How? If you can travel back and forth and that makes it work, what is the problem? You can hate it, sure, but, at least where I live, people commute 3+ hours/day to make a nice living while living cheap. What is wrong with that?
The increase in the world’s entropy is not priced into the commuting costs, so it is artificially cheap living. Assuming an inhabitable planet with clean air and water is a goal, then commuting 3 hours would not be cheap.
You are right, but you can stimulate wfh and stimulate companies to spread out more. The fact a lot of people are against that (including here on HN) shows that it's all great, but not in my backyard.
If a city has 1 million jobs but only homes for 800k workers, then you will always have 200k workers who are priced out of homes. Or if you do it the communist way and assign homes with arbitrary price ceilings, you still have 200k people without homes although now it is the 200k most recent immigrants and not the 200k poorest, but the problem is still there.
So what do you suggest we do about that except build more homes?
> So what do you suggest we do about that except build more homes?
Why are you trying to make this complicated? Just get rid of density caps so that developers build more apartments. Problem solved with zero cost to taxpayers.

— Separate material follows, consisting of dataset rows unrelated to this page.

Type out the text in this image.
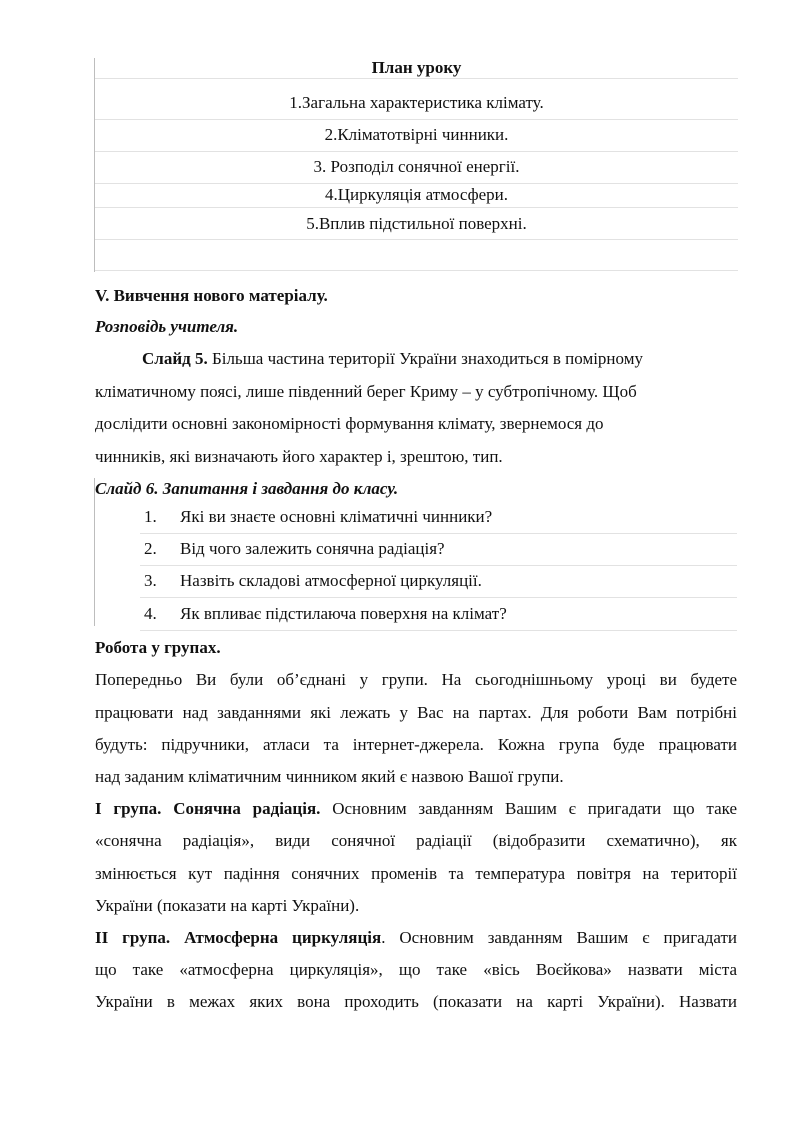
План уроку
1.Загальна характеристика клімату.
2.Кліматотвірні чинники.
3. Розподіл сонячної енергії.
4.Циркуляція атмосфери.
5.Вплив підстильної поверхні.
V. Вивчення нового матеріалу.
Розповідь учителя.
Слайд 5. Більша частина території України знаходиться в помірному
кліматичному поясі, лише південний берег Криму – у субтропічному. Щоб
дослідити основні закономірності формування клімату, звернемося до
чинників, які визначають його характер і, зрештою, тип.
Слайд 6. Запитання і завдання до класу.
1. Які ви знаєте основні кліматичні чинники?
2. Від чого залежить сонячна радіація?
3. Назвіть складові атмосферної циркуляції.
4. Як впливає підстилаюча поверхня на клімат?
Робота у групах.
Попередньо Ви були об’єднані у групи. На сьогоднішньому уроці ви будете
працювати над завданнями які лежать у Вас на партах. Для роботи Вам потрібні
будуть: підручники, атласи та інтернет-джерела. Кожна група буде працювати
над заданим кліматичним чинником який є назвою Вашої групи.
І група. Сонячна радіація. Основним завданням Вашим є пригадати що таке
«сонячна радіація», види сонячної радіації (відобразити схематично), як
змінюється кут падіння сонячних променів та температура повітря на території
України (показати на карті України).
ІІ група. Атмосферна циркуляція. Основним завданням Вашим є пригадати
що таке «атмосферна циркуляція», що таке «вісь Воєйкова» назвати міста
України в межах яких вона проходить (показати на карті України). Назвати
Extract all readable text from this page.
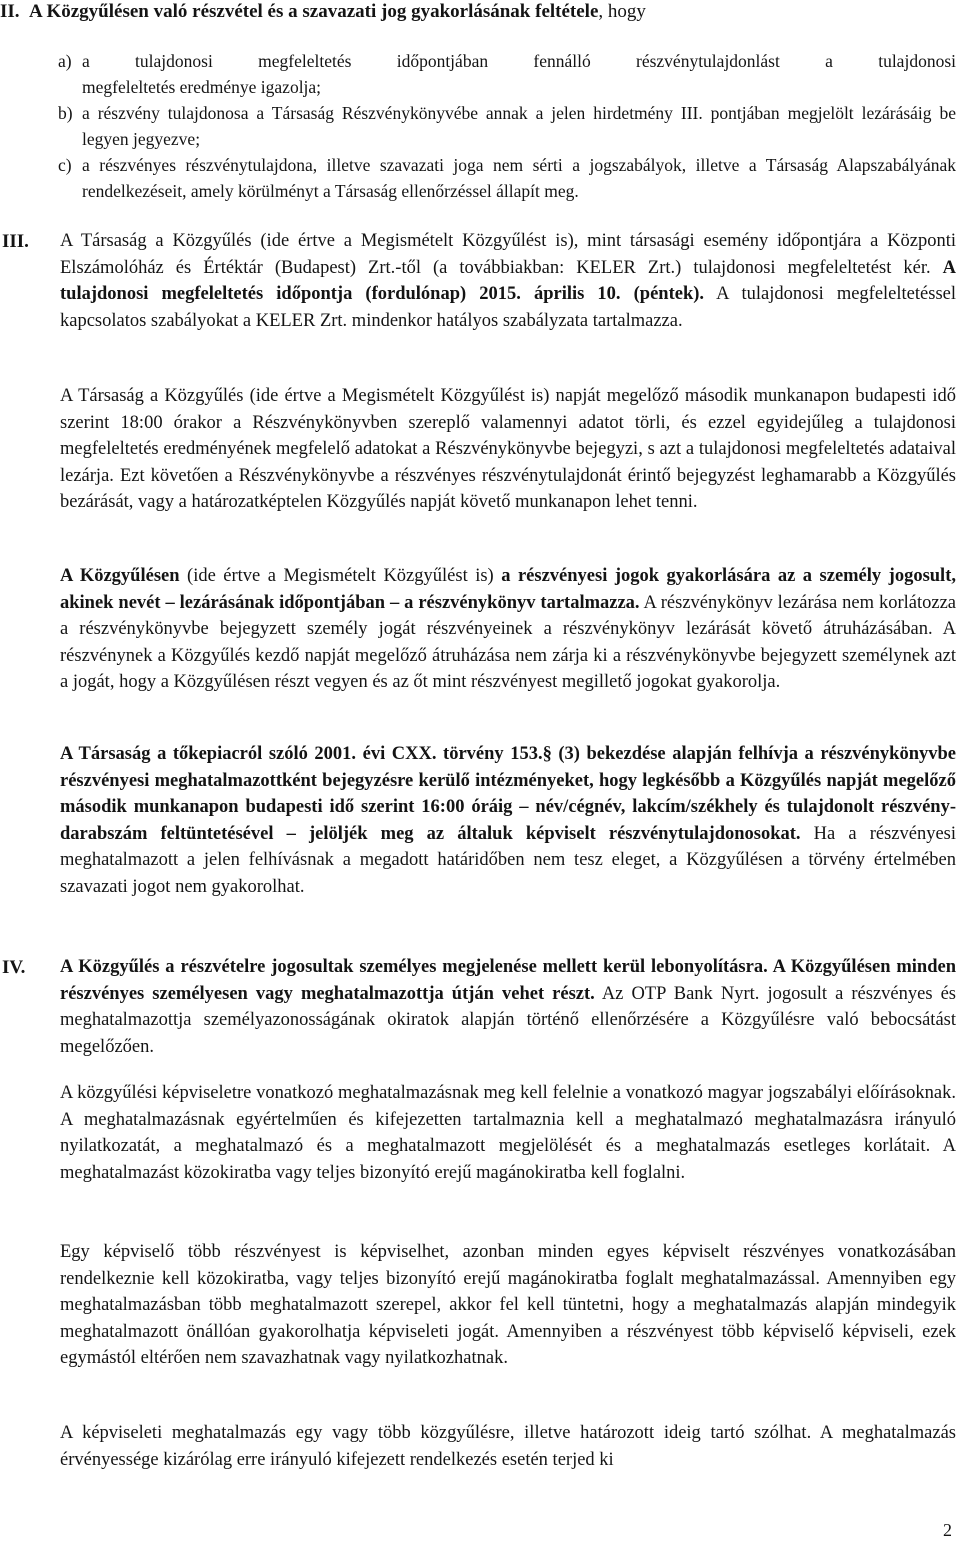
II. A Közgyűlésen való részvétel és a szavazati jog gyakorlásának feltétele, hogy
a) a tulajdonosi megfeleltetés időpontjában fennálló részvénytulajdonlást a tulajdonosi
megfeleltetés eredménye igazolja;
b) a részvény tulajdonosa a Társaság Részvénykönyvébe annak a jelen hirdetmény III. pontjában megjelölt lezárásáig be legyen jegyezve;
c) a részvényes részvénytulajdona, illetve szavazati joga nem sérti a jogszabályok, illetve a Társaság Alapszabályának rendelkezéseit, amely körülményt a Társaság ellenőrzéssel állapít meg.
III. A Társaság a Közgyűlés (ide értve a Megismételt Közgyűlést is), mint társasági esemény időpontjára a Központi Elszámolóház és Értéktár (Budapest) Zrt.-től (a továbbiakban: KELER Zrt.) tulajdonosi megfeleltetést kér. A tulajdonosi megfeleltetés időpontja (fordulónap) 2015. április 10. (péntek). A tulajdonosi megfeleltetéssel kapcsolatos szabályokat a KELER Zrt. mindenkor hatályos szabályzata tartalmazza.
A Társaság a Közgyűlés (ide értve a Megismételt Közgyűlést is) napját megelőző második munkanapon budapesti idő szerint 18:00 órakor a Részvénykönyvben szereplő valamennyi adatot törli, és ezzel egyidejűleg a tulajdonosi megfeleltetés eredményének megfelelő adatokat a Részvénykönyvbe bejegyzi, s azt a tulajdonosi megfeleltetés adataival lezárja. Ezt követően a Részvénykönyvbe a részvényes részvénytulajdonát érintő bejegyzést leghamarabb a Közgyűlés bezárását, vagy a határozatképtelen Közgyűlés napját követő munkanapon lehet tenni.
A Közgyűlésen (ide értve a Megismételt Közgyűlést is) a részvényesi jogok gyakorlására az a személy jogosult, akinek nevét – lezárásának időpontjában – a részvénykönyv tartalmazza. A részvénykönyv lezárása nem korlátozza a részvénykönyvbe bejegyzett személy jogát részvényeinek a részvénykönyv lezárását követő átruházásában. A részvénynek a Közgyűlés kezdő napját megelőző átruházása nem zárja ki a részvénykönyvbe bejegyzett személynek azt a jogát, hogy a Közgyűlésen részt vegyen és az őt mint részvényest megillető jogokat gyakorolja.
A Társaság a tőkepiacról szóló 2001. évi CXX. törvény 153.§ (3) bekezdése alapján felhívja a részvénykönyvbe részvényesi meghatalmazottként bejegyzésre kerülő intézményeket, hogy legkésőbb a Közgyűlés napját megelőző második munkanapon budapesti idő szerint 16:00 óráig – név/cégnév, lakcím/székhely és tulajdonolt részvény-darabszám feltüntetésével – jelöljék meg az általuk képviselt részvénytulajdonosokat. Ha a részvényesi meghatalmazott a jelen felhívásnak a megadott határidőben nem tesz eleget, a Közgyűlésen a törvény értelmében szavazati jogot nem gyakorolhat.
IV. A Közgyűlés a részvételre jogosultak személyes megjelenése mellett kerül lebonyolításra. A Közgyűlésen minden részvényes személyesen vagy meghatalmazottja útján vehet részt. Az OTP Bank Nyrt. jogosult a részvényes és meghatalmazottja személyazonosságának okiratok alapján történő ellenőrzésére a Közgyűlésre való bebocsátást megelőzően.
A közgyűlési képviseletre vonatkozó meghatalmazásnak meg kell felelnie a vonatkozó magyar jogszabályi előírásoknak. A meghatalmazásnak egyértelműen és kifejezetten tartalmaznia kell a meghatalmazó meghatalmazásra irányuló nyilatkozatát, a meghatalmazó és a meghatalmazott megjelölését és a meghatalmazás esetleges korlátait. A meghatalmazást közokiratba vagy teljes bizonyító erejű magánokiratba kell foglalni.
Egy képviselő több részvényest is képviselhet, azonban minden egyes képviselt részvényes vonatkozásában rendelkeznie kell közokiratba, vagy teljes bizonyító erejű magánokiratba foglalt meghatalmazással. Amennyiben egy meghatalmazásban több meghatalmazott szerepel, akkor fel kell tüntetni, hogy a meghatalmazás alapján mindegyik meghatalmazott önállóan gyakorolhatja képviseleti jogát. Amennyiben a részvényest több képviselő képviseli, ezek egymástól eltérően nem szavazhatnak vagy nyilatkozhatnak.
A képviseleti meghatalmazás egy vagy több közgyűlésre, illetve határozott ideig tartó szólhat. A meghatalmazás érvényessége kizárólag erre irányuló kifejezett rendelkezés esetén terjed ki
2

>Why are you trying to make this complicated? Just get rid of density caps so that developers build more apartments. Problem solved with zero cost to taxpayers.
Because "better a thousand rental units go un-built than let one slum lord construct a substandard basement apartment" or some other garbage like that.
Basically people keep trying to set a quality floor that society mostly isn't rich enough to afford and most land can't be developed enough to justify then acts surprised when the actual densification that happens is only a slow trickle.
Yes, they do. Read any thread on a vaguely left-leaning subreddit that even starts approaching discussions of renting, or landlords, or landlord-tenant relations, and you'll get flooded with comments so detached from reality it will stun you.